Marvel/Disney Sends Creator Owned Comic Cease and Desist (Updated)

You can thank Disney for our current clusterfuck that is copyright and it hasn’t taken long for Marvel, now under the Disney banner, to hop on the bandwagon. On top of their legal battles with the various creators of the characters they are currently making millions on, the house the Mouse owns is now targeting creator owned projects.

Marvel/Disney has sent a cease and desist to creators Mike Kaluta and Elaine Lee over their project Starstruck.

Taken from a Facebook post:

Look, I TOLD everyone once the Marvel vs. Friedrich judgment was cast, we’d be seeing Marvel/Disney going after every creator that emerged in their legal department bullseye. Case in point: Marvel/Disney issued a CEASE & DESIST letter against ELAINE LEE & MIKE KALUTA for their creator-owned, Epic-published STARSTRUCK.

Elaine Lee wrote, this morning: “Look, I’ll say it now. Kaluta and I, just week before last, received a letter from a Marvel/Disney attorney, challenging our rights to Starstruck, a project that was briefly with Marvel/Epic, supposedly their creator-owned imprint, almost three decades ago. Since then, we’ve been published by Dark Horse and IDW. This has sent us rummaging through 30-year-old documents, looking for proof that we own what we own. We’ve found several letters that back up our claim that the rights were returned to us, and things seem to have quieted down, but we are still looking for more “just in case.” You don’t screw around with The Mouse.

I’m currently doing an interview for a new book on women in geeky professions. They asked me to give advice to young women starting out. My advice is do your own thing. Keep the rights to your work.

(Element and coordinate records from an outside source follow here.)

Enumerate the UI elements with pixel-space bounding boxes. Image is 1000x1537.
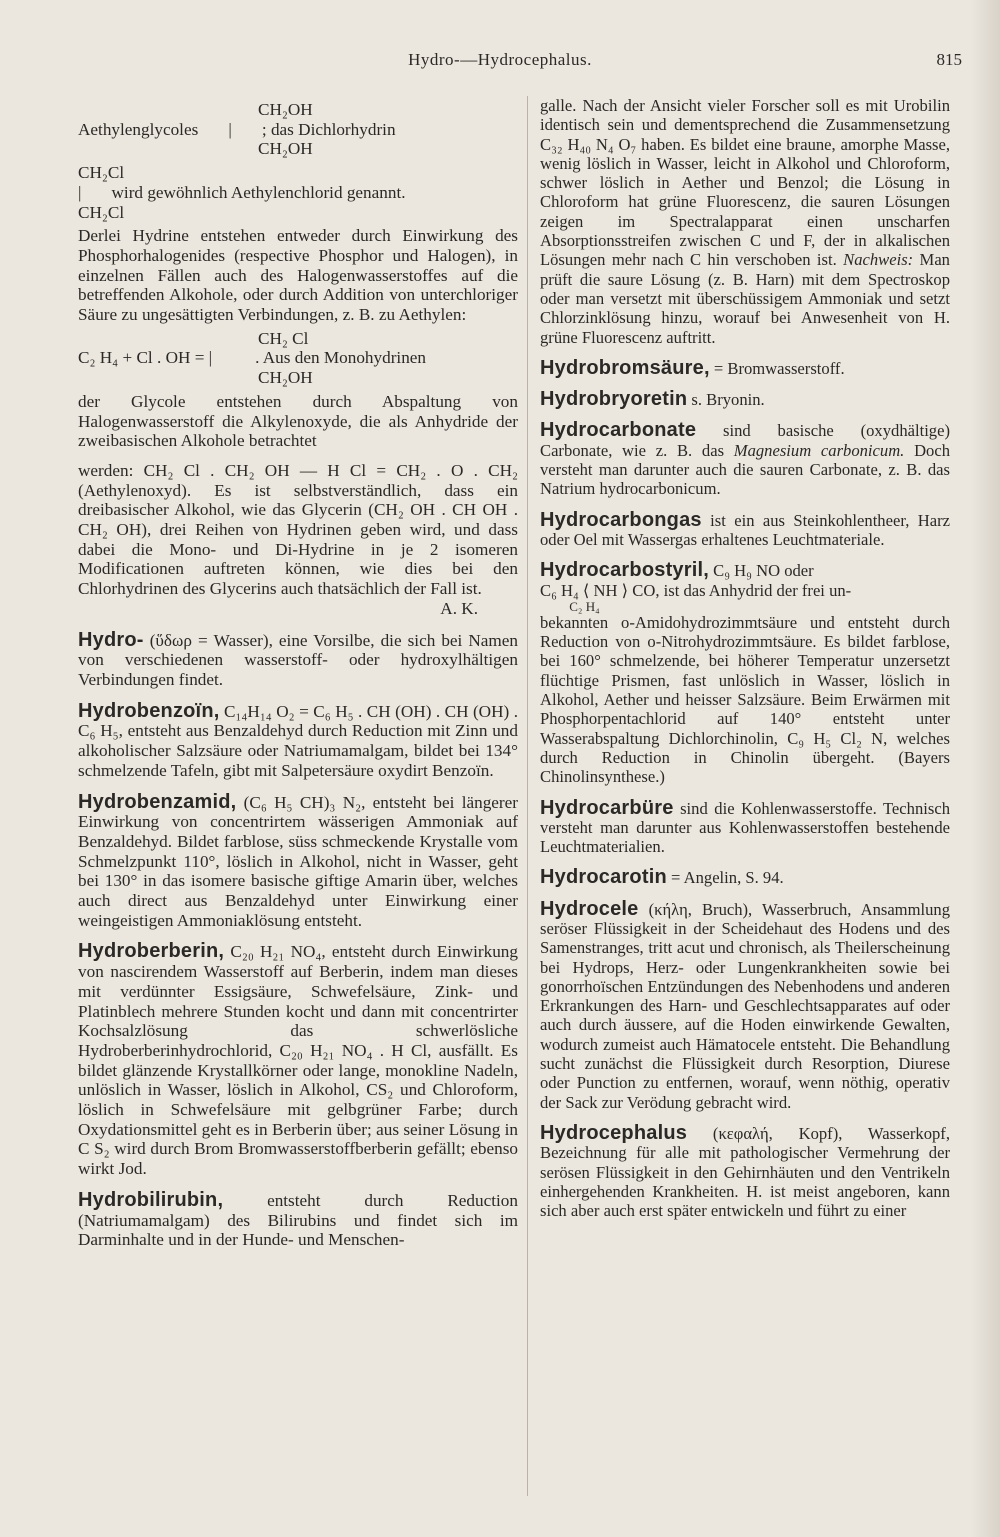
entry-hydro [78,628,518,690]
entry-text: s. Bryonin. [687,390,765,410]
headword: Hydrobryoretin [540,388,688,411]
entry-text: galle. Nach der Ansicht vieler Forscher soll es mit Urobilin identisch sein und dementsprechend die Zusammensetzung C₃₂ H₄₀ N₄ O₇ haben. Es bildet eine braune, amorphe Masse, wenig löslich in Wasser, leicht in Alkohol und Chloroform, schwer löslich in Aether und Benzol; die Lösung in Chloroform hat grüne Fluorescenz, die sauren Lösungen zeigen im Spectralapparat einen unscharfen Absorptionsstreifen zwischen C und F, der in alkalischen Lösungen mehr nach C hin verschoben ist. [540,96,950,270]
headword: Hydrocarbüre [540,796,674,819]
entry-hydrocarbongas [540,508,950,550]
author-signature: A. K. [440,598,478,618]
entry-text: entsteht durch Reduction (Natriumamalgam) des Bilirubins und findet sich im Darminhalte und in der Hunde- und Menschen- [78,1190,518,1250]
paragraph: der Glycole entstehen durch Abspaltung von Halogenwasserstoff die Alkylenoxyde, die als Anhydride der zweibasischen Alkohole betrachtet [78,391,518,451]
entry-hydrobenzoin [78,699,518,781]
paragraph-continued [540,96,950,347]
entry-text: (C₆ H₅ CH)₃ N₂, entsteht bei längerer Einwirkung von concentrirtem wässerigen Ammoniak auf Benzaldehyd. Bildet farblose, süss schmeckende Krystalle vom Schmelzpunkt 110°, löslich in Alkohol, nicht in Wasser, geht bei 130° in das isomere basische giftige Amarin über, welches auch direct aus Benzaldehyd unter Einwirkung einer weingeistigen Ammoniaklösung entsteht. [78,792,518,930]
formula-line: C₆ H₄ ⟨ NH ⟩ CO, ist das Anhydrid der frei un- [540,580,852,600]
formula-line: C₂ H₄ [540,598,600,614]
paragraph: werden: CH₂ Cl . CH₂ OH — H Cl = CH₂ . O . CH₂ (Aethylenoxyd). Es ist selbstverständlich, dass ein dreibasischer Alkohol, wie das Glycerin (CH₂ OH . CH OH . CH₂ OH), drei Reihen von Hydrinen geben wird, und dass dabei die Mono- und Di-Hydrine in je 2 isomeren Modificationen auftreten können, wie dies bei den Chlorhydrinen des Glycerins auch thatsächlich der Fall ist. [78,460,518,599]
formula-line: CH₂Cl [78,202,125,222]
entry-text: sind die Kohlenwasserstoffe. Technisch versteht man darunter aus Kohlenwasserstoffen bestehende Leuchtmaterialien. [540,798,950,857]
page-header [0,50,1000,78]
formula-line: | wird gewöhnlich Aethylenchlorid genannt. [78,182,406,202]
entry-text: Man prüft die saure Lösung (z. B. Harn) mit dem Spectroskop oder man versetzt mit überschüssigem Ammoniak und setzt Chlorzinklösung hinzu, worauf bei Anwesenheit von H. grüne Fluorescenz auftritt. [540,250,950,347]
entry-text: C₉ H₉ NO oder [709,561,814,581]
formula-line: CH₂OH [258,139,313,159]
entry-hydrocele [540,897,950,1112]
formula-line: Aethylenglycoles | ; das Dichlorhydrin [78,119,396,139]
left-column [78,96,518,1516]
entry-text: (κεφαλή, Kopf), Wasserkopf, Bezeichnung für alle mit pathologischer Vermehrung der serösen Flüssigkeit in den Gehirnhäuten und den Ventrikeln einhergehenden Krankheiten. H. ist meist angeboren, kann sich aber auch erst später entwickeln und führt zu einer [540,1123,950,1221]
headword: Hydrocarbongas [540,508,702,531]
headword: Hydrobenzoïn, [78,699,220,722]
entry-hydrobilirubin [78,1188,518,1250]
headword: Hydrocarbonate [540,419,697,442]
entry-hydrocarotin [540,868,950,887]
entry-text: (κήλη, Bruch), Wasserbruch, Ansammlung seröser Flüssigkeit in der Scheidehaut des Hodens und des Samenstranges, tritt acut und chronisch, als Theilerscheinung bei Hydrops, Herz- oder Lungenkrankheiten sowie bei gonorrhoïschen Entzündungen des Nebenhodens und anderen Erkrankungen des Harn- und Geschlechtsapparates auf oder auch durch äussere, auf die Hoden einwirkende Gewalten, wodurch zumeist auch Hämatocele entsteht. Die Behandlung sucht zunächst die Flüssigkeit durch Resorption, Diurese oder Punction zu entfernen, worauf, wenn nöthig, operativ der Sack zur Verödung gebracht wird. [540,899,950,1112]
entry-hydrobryoretin [540,390,950,409]
column-divider [527,96,528,1496]
entry-text: = Bromwasserstoff. [709,358,845,378]
entry-hydrocephalus [540,1121,950,1221]
entry-text: Doch versteht man darunter auch die sauren Carbonate, z. B. das Natrium hydrocarbonicum. [540,440,950,499]
headword: Hydrocarbostyril, [540,559,710,582]
headword: Hydroberberin, [78,940,225,963]
headword: Hydro- [78,628,144,651]
formula-chlorhydrin [78,163,518,222]
headword: Hydrobenzamid, [78,790,237,813]
italic-term: Nachweis: [843,250,914,270]
formula-line: CH₂ Cl [258,328,309,348]
entry-text: bekannten o-Amidohydrozimmtsäure und entsteht durch Reduction von o-Nitrohydrozimmtsäure. Es bildet farblose, bei 160° schmelzende, bei höherer Temperatur unzersetzt flüchtige Prismen, fast unlöslich in Wasser, löslich in Alkohol, Aether und heisser Salzsäure. Beim Erwärmen mit Phosphorpentachlorid auf 140° entsteht unter Wasserabspaltung Dichlorchinolin, C₉ H₅ Cl₂ N, welches durch Reduction in Chinolin übergeht. (Bayers Chinolinsynthese.) [540,612,950,787]
entry-hydrocarbostyril [540,561,950,786]
entry-text: sind basische (oxydhältige) Carbonate, wie z. B. das [540,421,950,460]
entry-hydroberberin [78,942,518,1178]
paragraph: Derlei Hydrine entstehen entweder durch Einwirkung des Phosphorhalogenides (respective Phosphor und Halogen), in einzelnen Fällen auch des Halogenwasserstoffes auf die betreffenden Alkohole, oder durch Addition von unterchloriger Säure zu ungesättigten Verbindungen, z. B. zu Aethylen: [78,226,518,325]
formula-aethylen [78,329,518,388]
headword: Hydrocarotin [540,866,667,889]
entry-text: = Angelin, S. 94. [666,868,784,888]
italic-term: Magnesium carbonicum. [733,440,905,460]
formula-line: CH₂OH [258,100,313,119]
formula-glycol [78,100,518,159]
entry-text: C₁₄H₁₄ O₂ = C₆ H₅ . CH (OH) . CH (OH) . C₆ H₅, entsteht aus Benzaldehyd durch Reduction mit Zinn und alkoholischer Salzsäure oder Natriumamalgam, bildet bei 134° schmelzende Tafeln, gibt mit Salpetersäure oxydirt Benzoïn. [78,701,518,780]
headword: Hydrobilirubin, [78,1188,224,1211]
running-title: Hydro-—Hydrocephalus. [408,50,592,69]
page-edge-shading [970,0,1000,1537]
formula-brace-space [78,451,518,461]
entry-hydrocarbuere [540,796,950,857]
headword: Hydrobromsäure, [540,356,710,379]
entry-text: (ὕδωρ = Wasser), eine Vorsilbe, die sich bei Namen von verschiedenen wasserstoff- oder hydroxylhältigen Verbindungen findet. [78,630,518,689]
entry-hydrobenzamid [78,790,518,931]
right-column [540,96,950,1516]
entry-hydrobromsaeure [540,356,950,379]
entry-text: C₂₀ H₂₁ NO₄, entsteht durch Einwirkung von nascirendem Wasserstoff auf Berberin, indem man dieses mit verdünnter Essigsäure, Schwefelsäure, Zink- und Platinblech mehrere Stunden kocht und dann mit concentrirter Kochsalzlösung das schwerlösliche Hydroberberinhydrochlorid, C₂₀ H₂₁ NO₄ . H Cl, ausfällt. Es bildet glänzende Krystallkörner oder lange, monokline Nadeln, unlöslich in Wasser, löslich in Alkohol, CS₂ und Chloroform, löslich in Schwefelsäure mit gelbgrüner Farbe; durch Oxydationsmittel geht es in Berberin über; aus seiner Lösung in C S₂ wird durch Brom Bromwasserstoffberberin gefällt; ebenso wirkt Jod. [78,942,518,1179]
headword: Hydrocephalus [540,1121,688,1144]
formula-line: CH₂Cl [78,163,125,183]
entry-text: ist ein aus Steinkohlentheer, Harz oder Oel mit Wassergas erhaltenes Leuchtmateriale. [540,510,950,549]
formula-line: C₂ H₄ + Cl . OH = | . Aus den Monohydrinen [78,348,427,368]
entry-hydrocarbonate [540,421,950,498]
formula-line: CH₂OH [258,368,313,388]
page-number: 815 [936,50,962,69]
headword: Hydrocele [540,897,639,920]
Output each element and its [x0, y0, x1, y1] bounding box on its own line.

If you sell your work, make sure you get Hollywood money, not comic book money.”

Got that? Marvel/Disney, attacking the creators of the only creator-ownership line they’d launched, post COMIX BOOK.

The Marvel/Disney legal machine is capable of ANYTHING in the name of “we own it ALL.”

It’s possible this letter was a simple mistake, but they cost creators and those sent them time and money to respond. This is why false cease and desist and take down notices should bring with them fines and penalties. This way, only legitimate ones are sent and those inconvenienced are reimbursed for false accusations.

An update is below, but it only solidifies my thoughts above.

UPDATE:

Elaine Lee writes: Just to make sure that things don’t veer into the realm of “truthiness,” Michael Kaluta and I received a letter that challenged our ownership of Starstruck and used the words, “please stop all sales and other related activities.” Through our lawyer, we provided two letters from Marvel’s former publisher, Mike Hobson, that backed our ownership of Starstruck. Things seem to have calmed down now. The situation seems to have been resolved. (I’m overusing the word “seems,” so as not to jinx myself. Knock wood.) It was scary. At first, we weren’t sure we could find the 3-decades-old documents we needed. (From way back in the pre-digtal days, youngsters. We’re talking paper here. Dusty, old, yellow paper.) But there is no lawsuit. We think it may either have been about Disney’s teen movie of a couple of years back, also called Starstruck. They may have found us while looking for people infringing on their property. Or they may have been simply trying to figure out what they still owned. But it was a frightening way to do it. So, this may have been an aberration, or other Epic creators may hear from them. Who knows? But creators may want to scare up that old paperwork. It can’t hurt and might save you several days of abject fear.